Humboldt relates of a Frenchman, Joseph Laborde, that he went to Mexico very poor in 1743, and acquired a large fortune in a very short time by the mine of La Canada. After building a church at Tasco, which cost him 84,000l., he was reduced to the lowest poverty by the rapid decline of those very mines, from which he had annually drawn from 130,000 to 190,000 pounds' weight of silver. With a sum of 20,000l., raised by selling a sun of solid gold, which, in his prosperity, he had presented to the church, and which he was allowed by the archbishop to withdraw, he undertook to clear out an old mine, in doing which he lost the greatest part of the produce of this golden sun, and then abandoned the work. With the small sum remaining, he once more ventured on another undertaking, which was, for a short time, highly productive; and he left behind him, at his death, a fortune of 120,000l.
TROPICAL DELIGHTS.
What a ludicrous picture has Sydney Smith drawn of the animal annoyance of tropical climates. "Insects," he says, "are their curse. The bete rouge lays the foundation of a tremendous ulcer. In a moment, you are covered with ticks. Chigoes bury themselves in your flesh, and hatch a large colony of young chigoes in a few hours. They will not live together, but every chigoe sets up a separate ulcer, and has his own private portion of pus. Flies get into your mouth, into your eyes, into your nose; you eat flies, drink flies, and breathe flies. Lizards, cockroaches, and snakes get into your bed; ants eat up the books; scorpions sting you on the foot. Everything bites, stings, or bruises. Every second of your existence, you are wounded by some piece of animal life, that nobody has ever seen before, except Swammerdam and Merian.

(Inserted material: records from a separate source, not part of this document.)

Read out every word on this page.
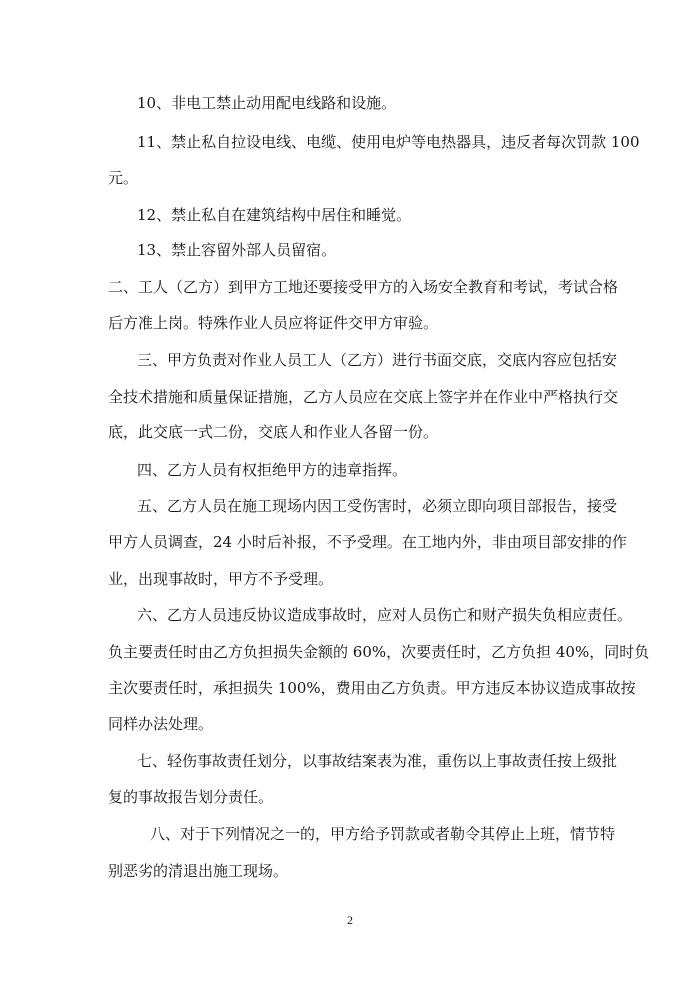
10、非电工禁止动用配电线路和设施。

11、禁止私自拉设电线、电缆、使用电炉等电热器具，违反者每次罚款 100

元。

12、禁止私自在建筑结构中居住和睡觉。

13、禁止容留外部人员留宿。

二、工人（乙方）到甲方工地还要接受甲方的入场安全教育和考试，考试合格

后方准上岗。特殊作业人员应将证件交甲方审验。

三、甲方负责对作业人员工人（乙方）进行书面交底，交底内容应包括安

全技术措施和质量保证措施，乙方人员应在交底上签字并在作业中严格执行交

底，此交底一式二份，交底人和作业人各留一份。

四、乙方人员有权拒绝甲方的违章指挥。

五、乙方人员在施工现场内因工受伤害时，必须立即向项目部报告，接受

甲方人员调查，24 小时后补报，不予受理。在工地内外，非由项目部安排的作

业，出现事故时，甲方不予受理。

六、乙方人员违反协议造成事故时，应对人员伤亡和财产损失负相应责任。

负主要责任时由乙方负担损失金额的 60%，次要责任时，乙方负担 40%，同时负

主次要责任时，承担损失 100%，费用由乙方负责。甲方违反本协议造成事故按

同样办法处理。

七、轻伤事故责任划分，以事故结案表为准，重伤以上事故责任按上级批

复的事故报告划分责任。

八、对于下列情况之一的，甲方给予罚款或者勒令其停止上班，情节特

别恶劣的清退出施工现场。

2
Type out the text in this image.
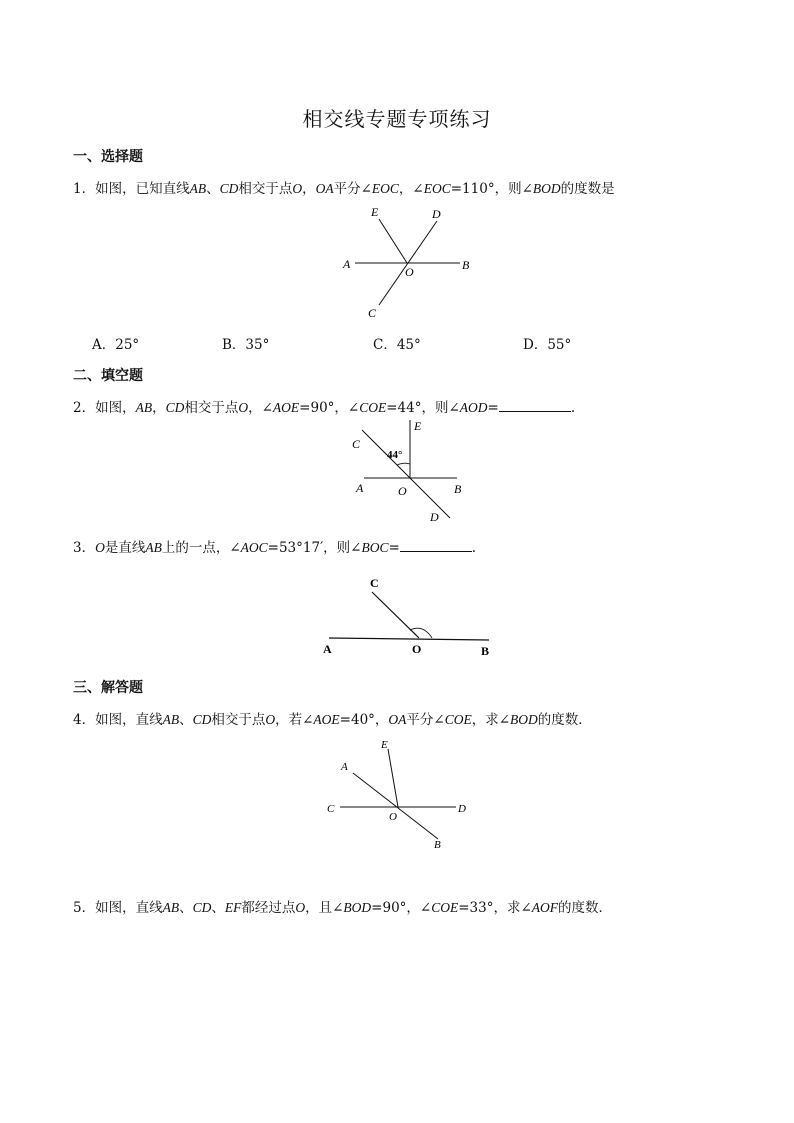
相交线专题专项练习
一、选择题
1．如图，已知直线AB、CD相交于点O，OA平分∠EOC，∠EOC=110°，则∠BOD的度数是
E	D
A
O	B
C
A．25°	B．35°	C．45°	D．55°
二、填空题
2．如图，AB，CD相交于点O，∠AOE=90°，∠COE=44°，则∠AOD=	.
C
E
44°
A	O	B
D
3．O是直线AB上的一点，∠AOC=53°17′，则∠BOC=	.
C
A	O	B
三、解答题
4．如图，直线AB、CD相交于点O，若∠AOE=40°，OA平分∠COE，求∠BOD的度数．
E
A
C
O
D
B
5．如图，直线AB、CD、EF都经过点O，且∠BOD=90°，∠COE=33°，求∠AOF的度数．
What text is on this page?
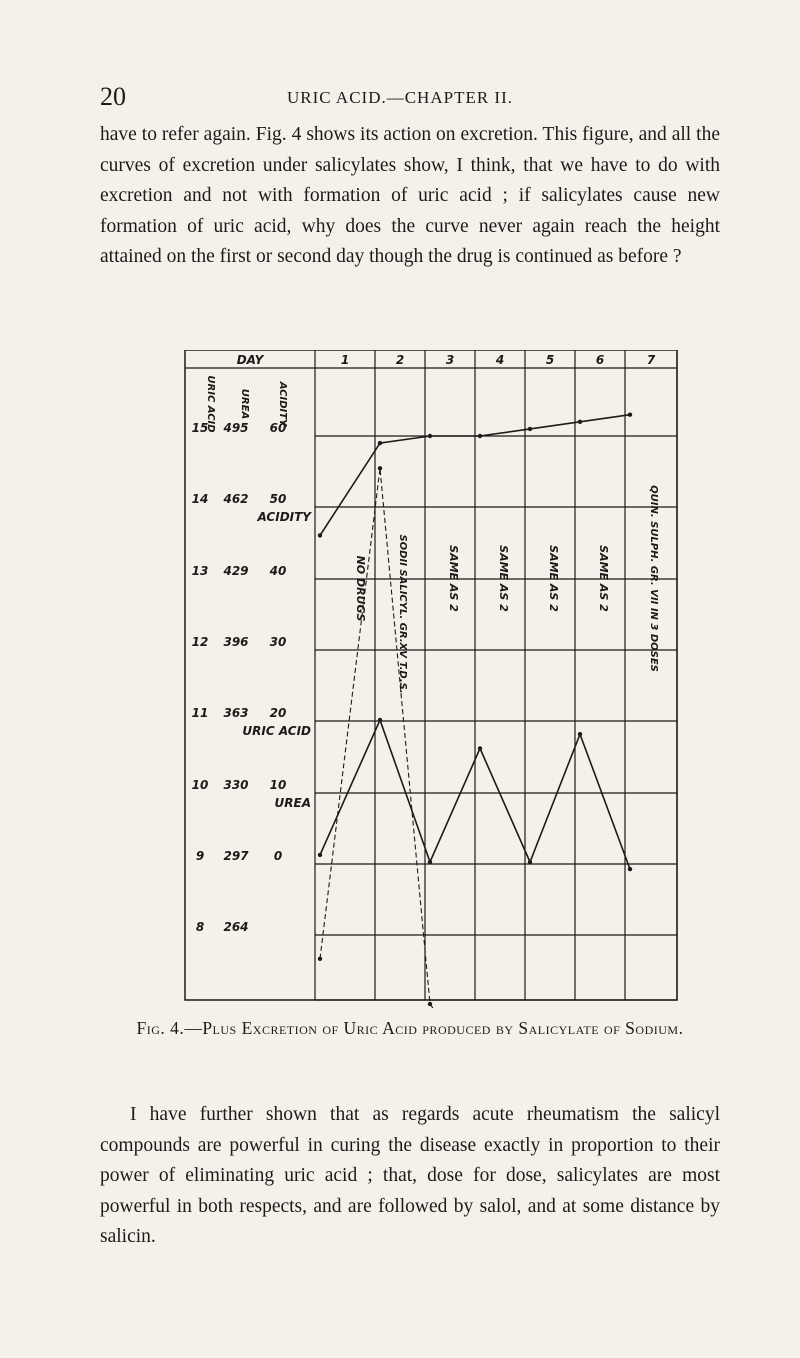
20	URIC ACID.—CHAPTER II.

have to refer again. Fig. 4 shows its action on excretion. This figure, and all the curves of excretion under salicylates show, I think, that we have to do with excretion and not with formation of uric acid ; if salicylates cause new formation of uric acid, why does the curve never again reach the height attained on the first or second day though the drug is continued as before ?

DAY	1	2	3	4	5	6	7
URIC ACID UREA	ACIDITY
15 495 60
14 462 50
13 429 40
12 396 30
11 363 20
10 330 10
9 297 0
8 264
ACIDITY
URIC ACID
UREA
NO DRUGS	SODII SALICYL. GR.XV T.D.S.	SAME AS 2	SAME AS 2	SAME AS 2	SAME AS 2	QUIN. SULPH. GR. VII IN 3 DOSES

Fig. 4.—Plus Excretion of Uric Acid produced by Salicylate of Sodium.

I have further shown that as regards acute rheumatism the salicyl compounds are powerful in curing the disease exactly in proportion to their power of eliminating uric acid ; that, dose for dose, salicylates are most powerful in both respects, and are followed by salol, and at some distance by salicin.
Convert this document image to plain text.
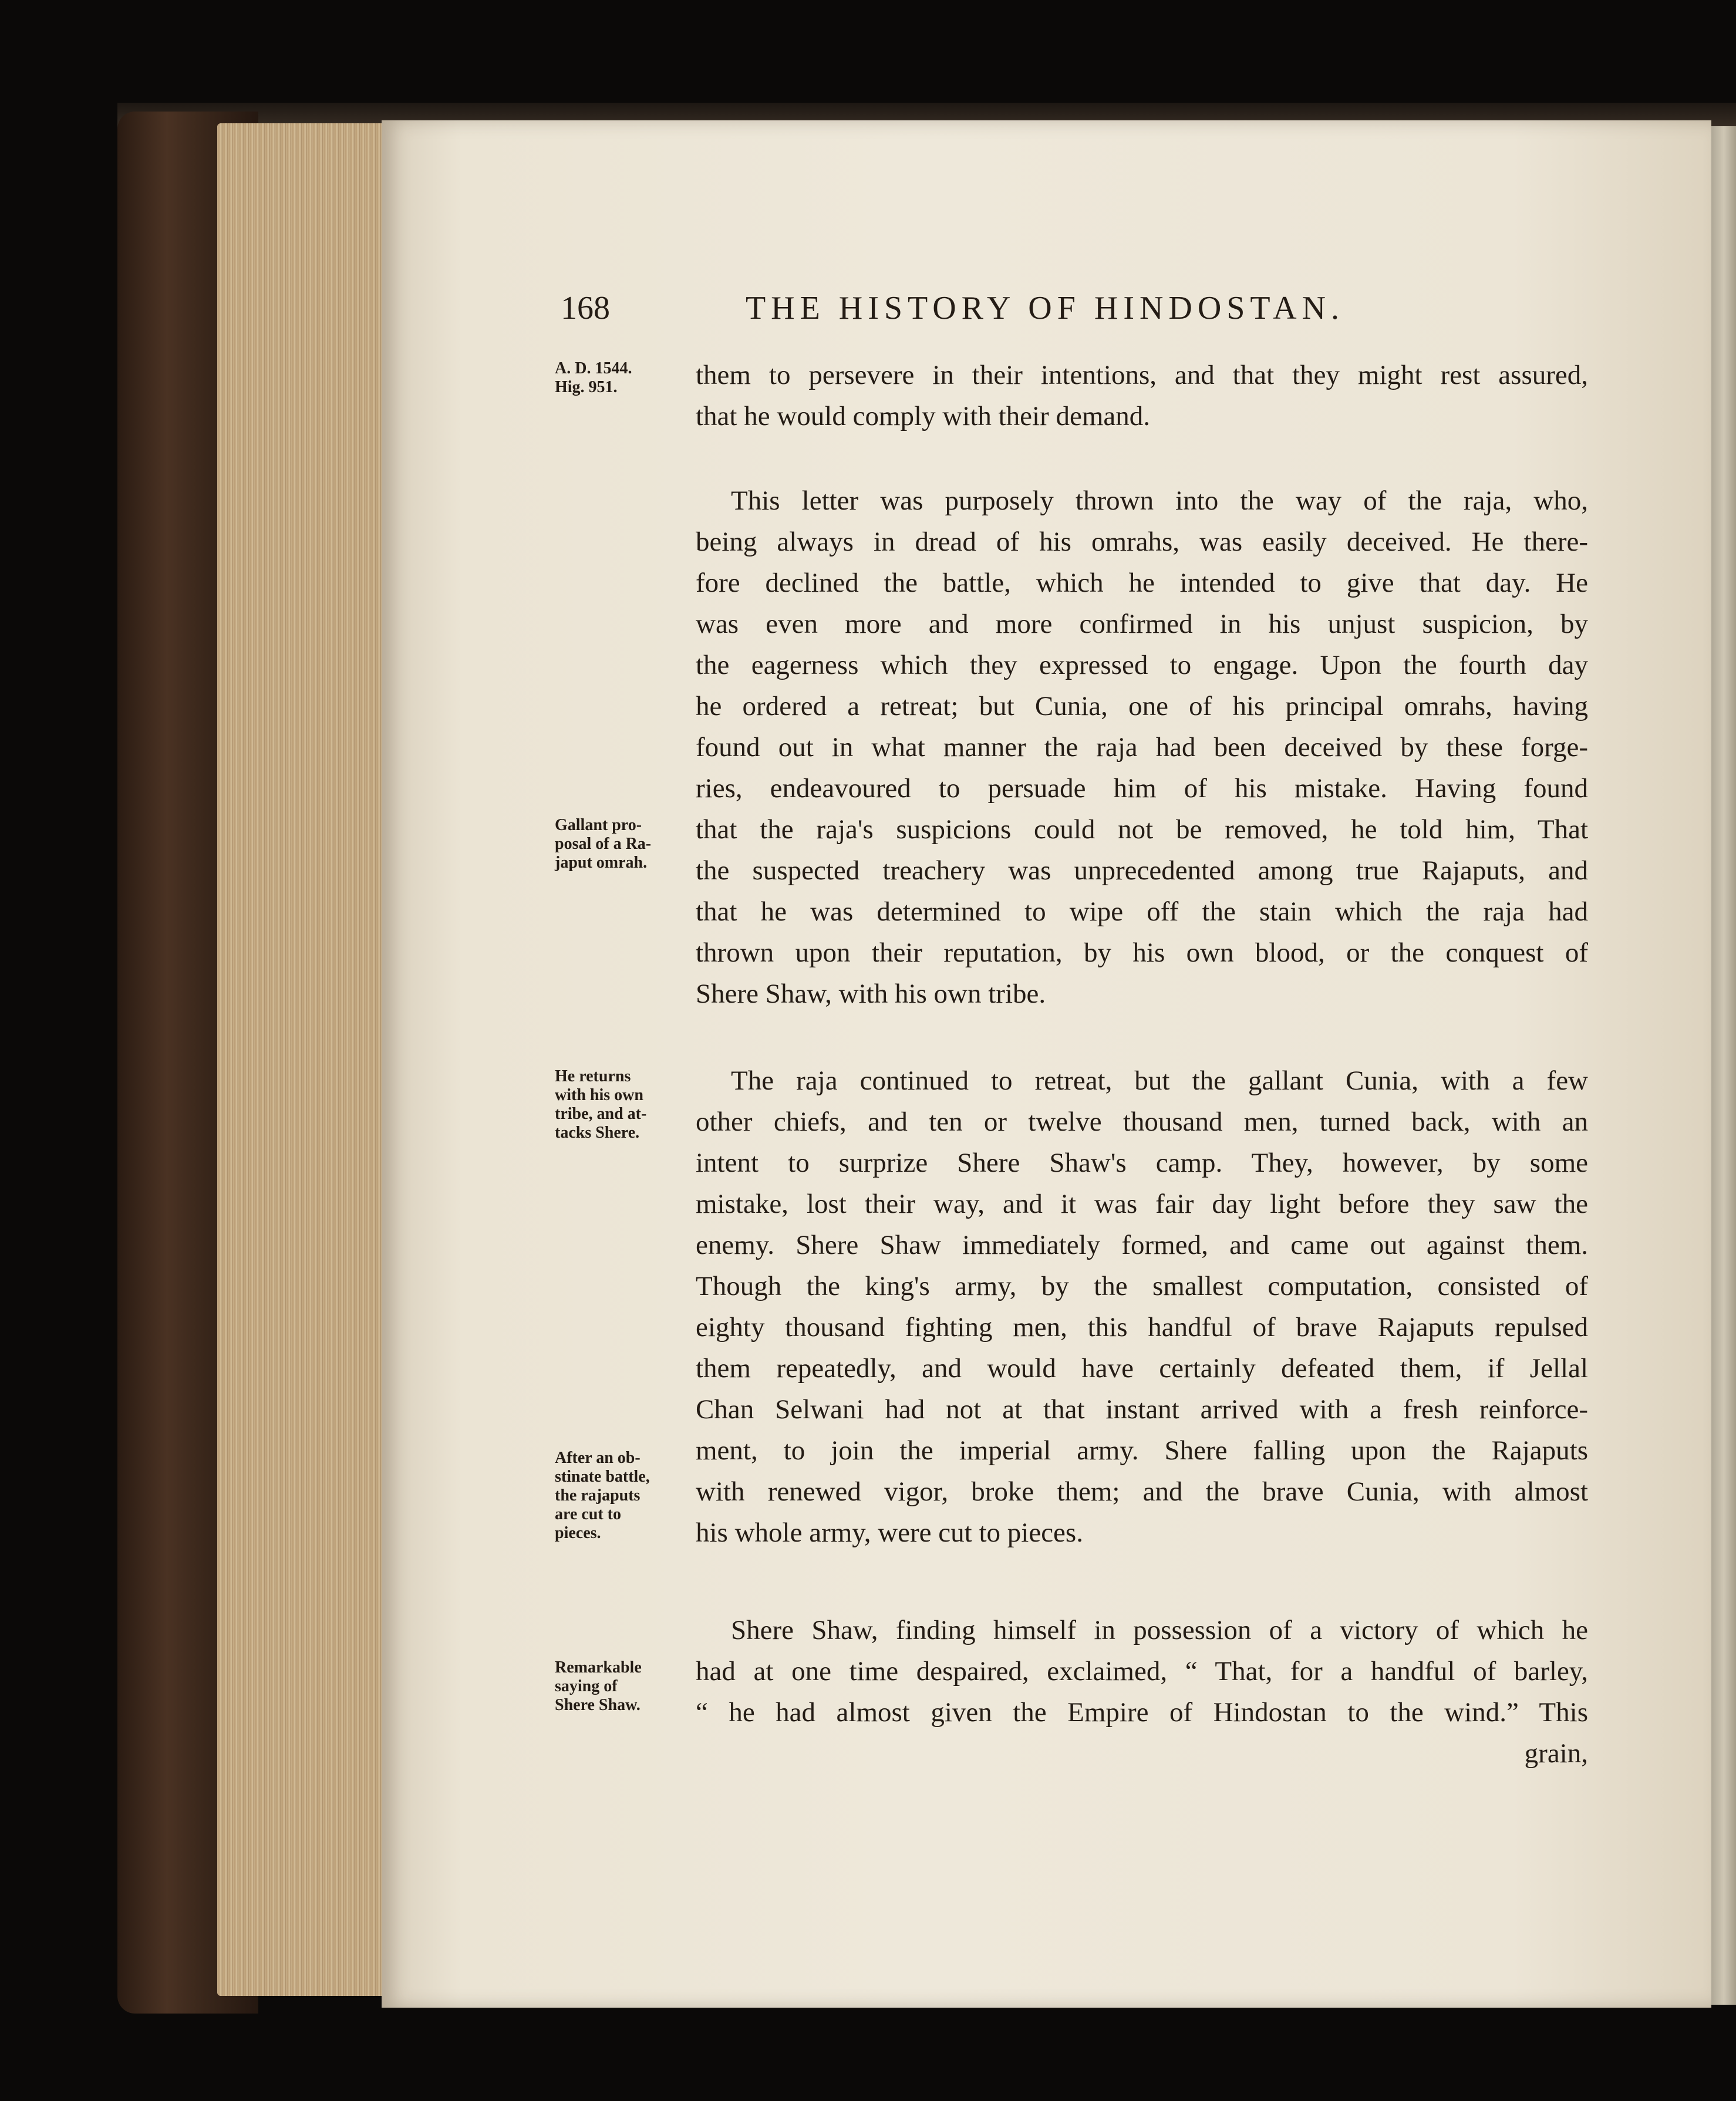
168	THE HISTORY OF HINDOSTAN.
A. D. 1544.
Hig. 951.
Gallant pro-
posal of a Ra-
japut omrah.
He returns
with his own
tribe, and at-
tacks Shere.
After an ob-
stinate battle,
the rajaputs
are cut to
pieces.
Remarkable
saying of
Shere Shaw.
them to persevere in their intentions, and that they might rest assured,
that he would comply with their demand.
This letter was purposely thrown into the way of the raja, who,
being always in dread of his omrahs, was easily deceived. He there-
fore declined the battle, which he intended to give that day. He
was even more and more confirmed in his unjust suspicion, by
the eagerness which they expressed to engage. Upon the fourth day
he ordered a retreat; but Cunia, one of his principal omrahs, having
found out in what manner the raja had been deceived by these forge-
ries, endeavoured to persuade him of his mistake. Having found
that the raja's suspicions could not be removed, he told him, That
the suspected treachery was unprecedented among true Rajaputs, and
that he was determined to wipe off the stain which the raja had
thrown upon their reputation, by his own blood, or the conquest of
Shere Shaw, with his own tribe.
The raja continued to retreat, but the gallant Cunia, with a few
other chiefs, and ten or twelve thousand men, turned back, with an
intent to surprize Shere Shaw's camp. They, however, by some
mistake, lost their way, and it was fair day light before they saw the
enemy. Shere Shaw immediately formed, and came out against them.
Though the king's army, by the smallest computation, consisted of
eighty thousand fighting men, this handful of brave Rajaputs repulsed
them repeatedly, and would have certainly defeated them, if Jellal
Chan Selwani had not at that instant arrived with a fresh reinforce-
ment, to join the imperial army. Shere falling upon the Rajaputs
with renewed vigor, broke them; and the brave Cunia, with almost
his whole army, were cut to pieces.
Shere Shaw, finding himself in possession of a victory of which he
had at one time despaired, exclaimed, “ That, for a handful of barley,
“ he had almost given the Empire of Hindostan to the wind.” This
grain,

An insect with eleven legs is swimming in your tea-cup; a nondescript, with nine wings, is struggling in the small-beer; or a caterpillar, with several dozen of eyes in his belly, is hastening over the bread and butter. All nature is alive, and seems to be gathering all her entomological hosts to eat you up, as you are standing, out of your coat, waistcoat, and breeches. Such are the tropics. All this reconciles us to our dews, fogs, vapours, and drizzle; to our apothecaries rushing about with gargles and tinctures; to our old British constitutional coughs, sore throats, and swelled faces."